If there is one thing I struggle with in life, it is time management. There always seems to be too much to do in so little time. A friend once asked if I thought 24 hours was enough time in one day. The answer was yes and no. Yes because we are stuck with 24 hours anyway, therefore we must make do with it, and No because there is always undone work spilling into the next day, especially for students and professionals. If one hour is added to each day, making it 25 hours, there still wouldn’t be enough time to do all we set out to do.

I spent some time last year giving this a thought. I was in the thick of exams at the time and struggled to meet up with targets, in the midst of work and other commitments. I was going to bed after 12 midnight each day and had to be at work before 8 am the next day.

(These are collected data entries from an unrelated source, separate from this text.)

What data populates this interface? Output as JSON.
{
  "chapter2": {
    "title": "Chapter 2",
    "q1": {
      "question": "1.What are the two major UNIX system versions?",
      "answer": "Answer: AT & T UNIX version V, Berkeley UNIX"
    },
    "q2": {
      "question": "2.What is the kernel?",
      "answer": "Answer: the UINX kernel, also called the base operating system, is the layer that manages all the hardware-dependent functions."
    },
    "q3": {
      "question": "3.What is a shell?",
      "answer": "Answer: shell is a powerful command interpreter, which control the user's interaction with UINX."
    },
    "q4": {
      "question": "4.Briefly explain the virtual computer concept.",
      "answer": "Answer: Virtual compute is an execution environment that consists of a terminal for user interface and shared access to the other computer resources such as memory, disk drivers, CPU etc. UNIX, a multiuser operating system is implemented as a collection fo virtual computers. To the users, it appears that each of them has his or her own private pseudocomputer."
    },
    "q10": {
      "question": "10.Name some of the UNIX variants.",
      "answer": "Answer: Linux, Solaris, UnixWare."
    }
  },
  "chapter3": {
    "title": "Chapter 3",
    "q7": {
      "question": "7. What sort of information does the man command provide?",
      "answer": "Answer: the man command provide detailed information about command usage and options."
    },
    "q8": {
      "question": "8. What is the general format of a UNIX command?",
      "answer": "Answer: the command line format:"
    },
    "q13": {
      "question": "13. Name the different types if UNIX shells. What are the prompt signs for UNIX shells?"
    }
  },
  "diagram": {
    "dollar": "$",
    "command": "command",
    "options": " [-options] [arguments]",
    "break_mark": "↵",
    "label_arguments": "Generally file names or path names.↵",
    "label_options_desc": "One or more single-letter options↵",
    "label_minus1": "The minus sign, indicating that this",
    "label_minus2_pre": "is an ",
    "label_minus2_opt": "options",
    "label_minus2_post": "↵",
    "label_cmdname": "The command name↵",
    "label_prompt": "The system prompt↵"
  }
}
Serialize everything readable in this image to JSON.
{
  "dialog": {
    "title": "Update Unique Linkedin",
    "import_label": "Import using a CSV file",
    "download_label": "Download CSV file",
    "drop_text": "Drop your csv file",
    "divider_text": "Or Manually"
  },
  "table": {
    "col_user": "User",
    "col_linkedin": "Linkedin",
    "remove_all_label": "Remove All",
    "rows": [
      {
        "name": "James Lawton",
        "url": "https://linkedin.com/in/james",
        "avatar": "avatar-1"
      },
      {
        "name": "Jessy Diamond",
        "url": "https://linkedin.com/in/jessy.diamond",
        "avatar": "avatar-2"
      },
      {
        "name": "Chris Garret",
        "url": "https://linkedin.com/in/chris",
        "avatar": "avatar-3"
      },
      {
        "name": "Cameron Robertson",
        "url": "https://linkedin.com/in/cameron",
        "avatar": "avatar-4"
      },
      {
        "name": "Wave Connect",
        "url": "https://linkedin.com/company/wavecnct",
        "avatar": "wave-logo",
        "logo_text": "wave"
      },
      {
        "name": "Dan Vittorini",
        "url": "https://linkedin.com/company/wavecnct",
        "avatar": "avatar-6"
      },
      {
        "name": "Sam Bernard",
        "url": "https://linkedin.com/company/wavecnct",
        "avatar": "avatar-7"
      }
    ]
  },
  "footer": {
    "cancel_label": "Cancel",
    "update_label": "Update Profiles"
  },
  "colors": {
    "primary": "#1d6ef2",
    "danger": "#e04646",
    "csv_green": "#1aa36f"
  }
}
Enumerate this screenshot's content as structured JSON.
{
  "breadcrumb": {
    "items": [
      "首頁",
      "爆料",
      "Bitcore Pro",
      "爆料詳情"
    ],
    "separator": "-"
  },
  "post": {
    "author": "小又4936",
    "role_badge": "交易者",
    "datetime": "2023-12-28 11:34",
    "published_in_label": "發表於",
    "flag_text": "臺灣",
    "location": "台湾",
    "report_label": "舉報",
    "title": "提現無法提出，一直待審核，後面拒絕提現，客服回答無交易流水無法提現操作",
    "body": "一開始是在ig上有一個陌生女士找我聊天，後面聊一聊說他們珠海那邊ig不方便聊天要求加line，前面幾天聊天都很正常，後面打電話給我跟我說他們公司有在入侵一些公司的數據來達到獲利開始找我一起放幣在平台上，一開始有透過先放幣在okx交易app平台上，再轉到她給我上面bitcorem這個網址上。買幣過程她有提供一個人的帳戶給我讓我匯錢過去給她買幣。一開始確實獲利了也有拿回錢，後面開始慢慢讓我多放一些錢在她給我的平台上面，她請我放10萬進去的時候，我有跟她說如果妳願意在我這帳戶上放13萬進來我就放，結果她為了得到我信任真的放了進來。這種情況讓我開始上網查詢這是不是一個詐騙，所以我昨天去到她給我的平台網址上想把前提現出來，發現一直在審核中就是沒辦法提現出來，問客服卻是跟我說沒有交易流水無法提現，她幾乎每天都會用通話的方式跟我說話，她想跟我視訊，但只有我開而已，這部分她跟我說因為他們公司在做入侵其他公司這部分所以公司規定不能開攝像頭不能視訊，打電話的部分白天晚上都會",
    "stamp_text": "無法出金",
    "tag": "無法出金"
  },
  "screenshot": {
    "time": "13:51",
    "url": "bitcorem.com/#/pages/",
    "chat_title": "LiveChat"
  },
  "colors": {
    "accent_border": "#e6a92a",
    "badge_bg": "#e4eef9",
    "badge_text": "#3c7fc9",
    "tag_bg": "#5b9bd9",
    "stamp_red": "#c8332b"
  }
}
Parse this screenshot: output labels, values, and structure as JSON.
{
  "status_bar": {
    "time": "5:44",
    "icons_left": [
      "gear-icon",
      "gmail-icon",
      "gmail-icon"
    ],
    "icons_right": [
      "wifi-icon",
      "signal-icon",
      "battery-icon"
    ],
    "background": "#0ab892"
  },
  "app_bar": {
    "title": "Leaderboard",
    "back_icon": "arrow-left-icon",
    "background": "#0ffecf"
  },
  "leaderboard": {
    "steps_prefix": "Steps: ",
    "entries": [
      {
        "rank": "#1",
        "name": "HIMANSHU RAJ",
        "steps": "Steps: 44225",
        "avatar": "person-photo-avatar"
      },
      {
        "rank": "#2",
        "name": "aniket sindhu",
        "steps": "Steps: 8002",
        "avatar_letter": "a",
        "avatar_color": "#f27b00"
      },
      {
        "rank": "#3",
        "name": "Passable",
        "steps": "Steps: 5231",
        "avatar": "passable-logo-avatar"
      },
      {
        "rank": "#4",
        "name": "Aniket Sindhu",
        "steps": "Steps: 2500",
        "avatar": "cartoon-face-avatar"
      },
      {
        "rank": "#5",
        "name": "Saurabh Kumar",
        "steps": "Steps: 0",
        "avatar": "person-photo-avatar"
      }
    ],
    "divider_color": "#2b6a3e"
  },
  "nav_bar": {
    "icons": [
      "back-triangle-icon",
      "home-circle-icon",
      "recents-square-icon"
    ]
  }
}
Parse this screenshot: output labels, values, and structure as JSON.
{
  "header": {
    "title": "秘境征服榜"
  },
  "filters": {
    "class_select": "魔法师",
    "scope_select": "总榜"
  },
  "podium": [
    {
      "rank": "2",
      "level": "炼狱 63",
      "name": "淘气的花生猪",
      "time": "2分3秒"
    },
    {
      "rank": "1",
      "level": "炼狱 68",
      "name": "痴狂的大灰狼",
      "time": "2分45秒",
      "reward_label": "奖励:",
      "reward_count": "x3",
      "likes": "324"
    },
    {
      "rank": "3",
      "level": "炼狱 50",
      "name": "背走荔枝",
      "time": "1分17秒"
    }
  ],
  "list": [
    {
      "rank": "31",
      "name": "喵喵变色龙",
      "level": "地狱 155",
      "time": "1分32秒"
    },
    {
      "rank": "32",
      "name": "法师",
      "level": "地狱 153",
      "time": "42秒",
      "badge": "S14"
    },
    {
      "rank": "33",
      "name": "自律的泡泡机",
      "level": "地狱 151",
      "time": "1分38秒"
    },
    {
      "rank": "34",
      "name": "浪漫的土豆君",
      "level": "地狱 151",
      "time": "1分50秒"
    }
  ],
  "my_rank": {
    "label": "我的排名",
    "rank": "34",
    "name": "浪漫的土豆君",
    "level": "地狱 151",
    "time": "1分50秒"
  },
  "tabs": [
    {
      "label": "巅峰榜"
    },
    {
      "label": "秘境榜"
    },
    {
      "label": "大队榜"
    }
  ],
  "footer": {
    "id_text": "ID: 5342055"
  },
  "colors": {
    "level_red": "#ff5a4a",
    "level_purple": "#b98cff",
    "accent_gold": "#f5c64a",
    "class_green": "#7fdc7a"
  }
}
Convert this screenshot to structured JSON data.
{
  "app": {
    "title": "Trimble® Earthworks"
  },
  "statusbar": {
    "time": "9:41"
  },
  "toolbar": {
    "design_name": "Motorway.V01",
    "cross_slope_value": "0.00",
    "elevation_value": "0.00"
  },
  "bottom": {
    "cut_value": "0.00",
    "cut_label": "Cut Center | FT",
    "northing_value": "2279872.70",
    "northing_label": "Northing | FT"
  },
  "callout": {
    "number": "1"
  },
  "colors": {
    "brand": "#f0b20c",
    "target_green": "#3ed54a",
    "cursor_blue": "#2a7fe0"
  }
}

Some nights, I was getting less than 6 hours of sleep. Yet I was still lagging behind.

I did an analysis of a 24-hour day for a typical professional and arrived at the following. If you do an 8-hour job everyday, you’re left with 16 hours for the rest of the day. Then according to Somnologists (sleep specialists), an adult needs 7-9 hours of sleep per day to maintain good health. That leaves you with 8 hours each day to do whatever else you need to do to progress in life.

But its not that simple. Out of these remaining 8 hours, let’s say you spend an average of 30 minutes commuting to and from work, that’s 1 hour on travelling. Out of the remaining 7 hours, you’ll spend some time preparing and having your meals (breakfast and dinner), say 30 mins each. Then you might have a nap or little rest after work, or you may return some phone calls, or you may catch up with the news. You may read a book, chat with your neighbor or press your phone. You’re left with roughly 4 hours.

So say you’re a PhD student working full time, or a university lecturer preparing articles for professorship assessment, or a surgical registrar doing a masters degree program by the side, you have roughly 4 hours a day to perform any of the necessary tasks (research, writing your articles, studying etc) for career progression. This is just for an ideal situation.

Consider the ‘unideal’ situations. A female banker who works from 7am to 7pm, and has to spend 4 hours commuting through thick Lagos Traffic, has 4 kids and is doing an online MBA at UniLag. She has spent 16 hours already on just work and commute. She has a house full of kids (who have assignments and other needs) and a husband (who also has needs) to return to. So whatever else she has to do (attend to her kids, cook, house chores, study for her MBA etc) has to be done within the 8 hours that is already part of her sleep time.

That is why I am in awe of people (especially women) who have successful careers and successful families, like being a university professor and raising children. It may look effortless when its all done but the hours don’t add up when you look back. If bachelors and spinsters struggle with time, how do people who have families do it? Some of these ‘family people’ still play active roles in the community such as CWO president or treasurer of harvest and bazaar committee.

A few tricks may help to cheat time. One is to squeeze in as much extra tasks as possible into the ‘8-hour’ work time, depending on the type of job. A desk job with lots of free time in between tasks is different from a surgeon with a busy theater day. But if you can squeeze in sending those mails, writing or editing that article, making those calls or answering those past questions during work time, it helps to free up a lot of time after work. Drawing a plan for the day also helps. I have noticed that I achieve more on days when I write a ‘To-Do’ plan than on days when I don’t. Finally, cancelling or postponing some roles to a better time in the future can be very helpful, such as the banker deferring her MBA until her kids are a bit grown up. Tough decision but pragmatic. Time isn’t running away, anyway.